Thursday, July 05, 2012

ACTA rejected by EU

If you've been watching the morning news on the BBC or ITV you'd have seen that the EU have rejected proposed ACTA legislation. Oh wait no you wouldn't - if you'd been watching RT this morning you would have, but it seems ITV, at least, thinks breast-feeding moms are more important that allowing large companies to effectively censor the entire internet using the government as their tool.

Now I've already mentioned why I think ACTA was a bad idea, but I want to look at if from the other side for a moment after all if this treaty does have "real and significant merits" what are they?

I don't know, in fact it's difficult to find anyone stating what they are beyond the vagaries of promotion of jobs due to better intellectual property enforcement. The latter of course being a joke, if IP isn't being enforced then the only people to blame are the companies themselves as they're the ones who have to do the enforcing.

The real question is - should this be the case. Consider someone stealing a CD from a store; it would be considered odd if it were up to the company itself to take the accused to court; such prosecutions are handled by the state. Why should this not apply to copyright theft?

To me the answer lies in the misuse of language - we say that it's copyright theft or that a design has been stolen; except it hasn't. Nothing has been taken. If I steal a CD from a store that store no longer has that CD to sell; if I copy that CD without buying it that store still has that CD to sell - nothing has been stolen; no theft has occurred.

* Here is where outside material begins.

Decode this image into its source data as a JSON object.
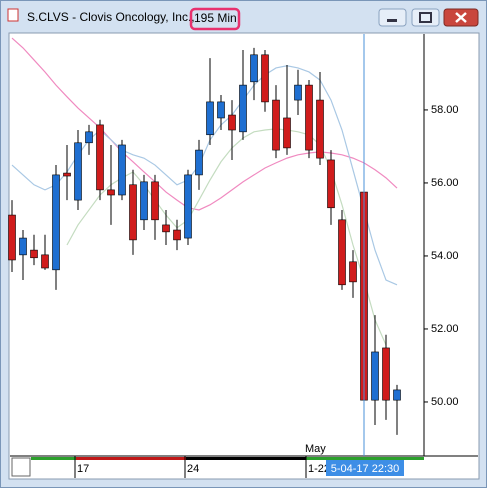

Hasn't money been lost though? If take a copy of a CD hasn't the company lost the money I would have spent with them had the copy not been available? No because that's theoretical money; there's an assumption that I would have bought the CD and thus the company would have made money. We already have situations for loss of theoretical money and that progresses through the civil courts which is where copyright cases already reside.

Let me exaggerate should the loss of theoretical money become a criminal offence - I have a job interview the means of which I'll attend by train. The train is late, I miss my interview, I don't get the job. I can now have the government prosecute the rail company for the loss of my theoretical earnings. Essentially any action that prevents me making money could be considered a criminal matter.

Okay straw-man, as they're explicitly making this for copyright and intellectual property, but the same underlying principle applies - the loss of theoretical money being considered a criminal offence.

The impetus behind ACTA is that companies should no longer have to be responsible for protecting their own assets; oddly enough companies are all in favour of that.


Rob O'Shea said...

Interesting blog

FlipC said...

Thanks it just irks me that unless it's something easily digestible legislation doesn't get the coverage it requires.
"An informed citizenry is the only true repository of the public will."